Penembakan PMI di Malaysia: Pelanggaran Hukum Internasional & Perlunya Perbaikan Sistemik
Penembakan lima pekerja migran Indonesia (PMI) oleh aparat Malaysia di Tanjung Rhu melanggar hukum internasional, menuntut perbaikan sistemik di Indonesia dan kerja sama bilateral untuk mencegah tragedi serupa.
Insiden Penembakan di Perairan Tanjung Rhu
Sebuah insiden penembakan oleh aparat Malaysia terhadap lima pekerja migran Indonesia (PMI) non-prosedural di perairan Tanjung Rhu, Selangor pada Jumat, 24 Januari 2024 sekitar pukul 03.00 waktu setempat, telah mengemuka. Tragedi ini mengakibatkan satu PMI meninggal dunia dan empat lainnya mengalami luka-luka. Kejadian ini tak hanya menyita perhatian publik, namun juga menjadi sorotan dunia internasional.
Pelanggaran Hukum Internasional dan HAM
Menurut Prof. Dafri Agussalim, pakar HAM Internasional dari Universitas Gadjah Mada (UGM), tindakan aparat Malaysia tersebut merupakan pelanggaran hukum internasional, khususnya terkait HAM. Ia menekankan bahwa respons Indonesia tidak boleh hanya sebatas protes diplomatik. Perbaikan sistemik di dalam negeri menjadi kunci utama untuk mencegah terulangnya insiden serupa.
Evaluasi dan Perbaikan Mekanisme Perlindungan PMI
Prof. Dafri mendorong Indonesia dan Malaysia untuk menjadikan kasus ini sebagai momentum evaluasi menyeluruh terhadap mekanisme perlindungan pekerja migran. "Seharusnya ini tidak hanya berhenti pada pemberian kompensasi dan penjatuhan hukuman," ujarnya. "Kedua negara harus membahas ulang mekanisme perlindungan pekerja migran agar kejadian serupa tidak terus berulang." Kerja sama untuk memberantas jaringan perdagangan manusia dan percaloan tenaga kerja ilegal juga menjadi sangat penting.
Pentingnya Pendekatan Sistematis
Meskipun di tingkat ASEAN telah ada protokol perlindungan pekerja migran, implementasinya belum efektif. Oleh karena itu, penyelesaian kasus ini membutuhkan pendekatan sistematis yang komprehensif, mencakup aspek hukum, ekonomi, dan sosial. Indonesia pun dihadapkan pada tugas besar: menuntut keadilan bagi korban, memperbaiki kebijakan ketenagakerjaan, dan memperkuat perlindungan bagi PMI.
Faktor Pendorong dan Penarik Migrasi Ilegal
Migrasi ilegal PMI ke Malaysia, menurut Prof. Dafri, merupakan hasil kombinasi faktor pendorong dari Indonesia ("push factor") dan faktor penarik dari Malaysia ("pull factor"). Ketersediaan lapangan kerja dengan upah layak di dalam negeri dapat mengurangi risiko bekerja ilegal di luar negeri. Sebaliknya, upah yang lebih tinggi di Malaysia menjadi daya tarik bagi para PMI.
Peran Calo dan Sindikat Perdagangan Manusia
Prof.
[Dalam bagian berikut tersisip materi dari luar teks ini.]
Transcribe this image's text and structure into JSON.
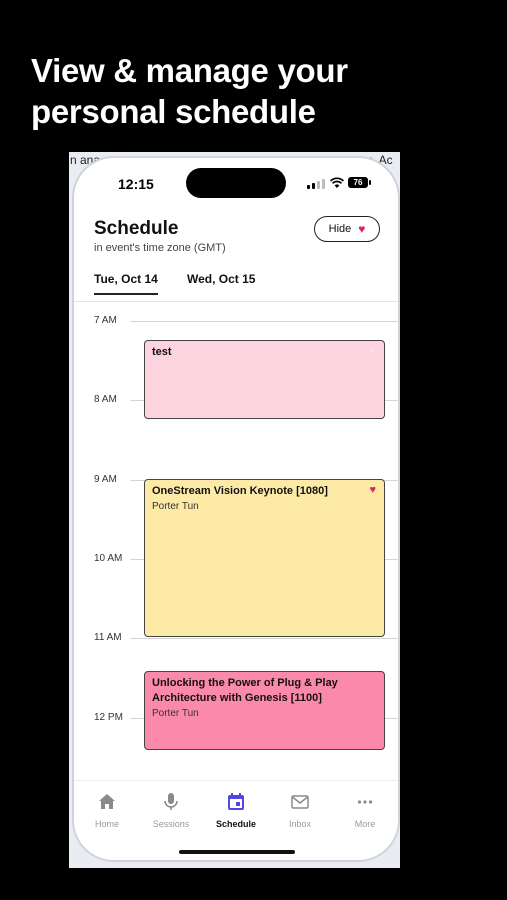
{
  "headline": {
    "line1": "View & manage your",
    "line2": "personal schedule"
  },
  "background_text": {
    "left": "n ana",
    "right": "g, Ac"
  },
  "status_bar": {
    "time": "12:15",
    "battery": "76"
  },
  "header": {
    "title": "Schedule",
    "subtitle": "in event's time zone (GMT)",
    "hide_label": "Hide",
    "heart_icon": "heart-icon"
  },
  "tabs": [
    {
      "label": "Tue, Oct 14",
      "active": true
    },
    {
      "label": "Wed, Oct 15",
      "active": false
    }
  ],
  "hours": [
    "7 AM",
    "8 AM",
    "9 AM",
    "10 AM",
    "11 AM",
    "12 PM"
  ],
  "events": [
    {
      "title": "test",
      "subtitle": "",
      "color": "#fdd3e0",
      "favorite": false
    },
    {
      "title": "OneStream Vision Keynote [1080]",
      "subtitle": "Porter Tun",
      "color": "#fdeaa6",
      "favorite": true
    },
    {
      "title": "Unlocking the Power of Plug & Play Architecture with Genesis [1100]",
      "subtitle": "Porter Tun",
      "color": "#fb89ab",
      "favorite": false
    }
  ],
  "nav": [
    {
      "label": "Home",
      "icon": "home-icon",
      "active": false
    },
    {
      "label": "Sessions",
      "icon": "microphone-icon",
      "active": false
    },
    {
      "label": "Schedule",
      "icon": "calendar-icon",
      "active": true
    },
    {
      "label": "Inbox",
      "icon": "mail-icon",
      "active": false
    },
    {
      "label": "More",
      "icon": "more-icon",
      "active": false
    }
  ],
  "colors": {
    "accent": "#4f46e5",
    "heart": "#e0245e"
  }
}
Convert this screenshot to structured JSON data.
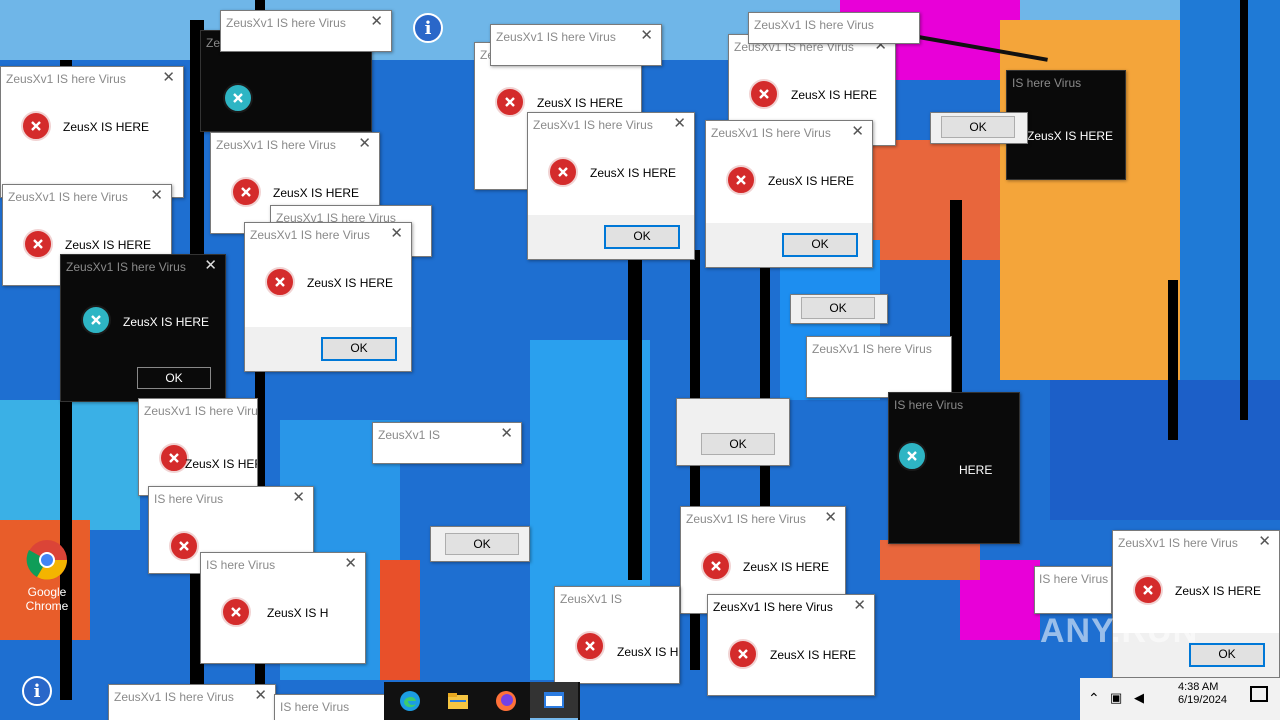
{
  "window_title": "ZeusXv1 IS here Virus",
  "message": "ZeusX IS HERE",
  "ok_label": "OK",
  "dialogs": [
    {
      "title": "ZeusXv1 IS here Virus",
      "message": "ZeusX IS HERE",
      "ok": "OK"
    }
  ],
  "fragments": {
    "partial_title_1": "IS here Virus",
    "partial_title_2": "ZeusXv1 IS",
    "partial_title_3": "Virus",
    "partial_msg_1": "ZeusX IS HERE",
    "partial_msg_2": "ZeusX IS H",
    "partial_msg_3": "HERE"
  },
  "desktop_icons": [
    {
      "label": "Google Chrome",
      "icon": "chrome-icon"
    }
  ],
  "taskbar": {
    "items": [
      "edge-icon",
      "file-explorer-icon",
      "firefox-icon",
      "active-app-icon"
    ]
  },
  "tray": {
    "time": "4:38 AM",
    "date": "6/19/2024"
  },
  "watermark": "ANY.RUN",
  "colors": {
    "desktop_blue": "#1e6fd1",
    "error_red": "#d42b2b",
    "dark_dialog": "#0a0a0a",
    "accent_focus": "#0078d7",
    "glitch_orange": "#f4a53a",
    "glitch_magenta": "#e800d8"
  }
}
Dafri juga menekankan peran calo dan sindikat perdagangan tenaga kerja sebagai "intermediary factor" yang memperburuk situasi. Pemberantasan kejahatan ini hingga ke akar-akarnya, serta hubungan bilateral yang jelas dan mampu melindungi warga negara, menjadi krusial. "Berantas kejahatan ini hingga ke akar-akarnya dan bentuk hubungan bilateral yang jelas serta mampu melindungi warga negara," tegas Dosen Departemen Hubungan Internasional UGM ini.
Kesimpulan
Kasus penembakan PMI di perairan Tanjung Rhu menyoroti pentingnya kolaborasi Indonesia-Malaysia dalam melindungi pekerja migran dan memberantas praktik ilegal. Perbaikan sistemik di Indonesia, termasuk penyediaan lapangan kerja yang layak, serta penegakan hukum yang tegas terhadap sindikat perdagangan manusia, sangat dibutuhkan untuk mencegah tragedi serupa terulang di masa depan.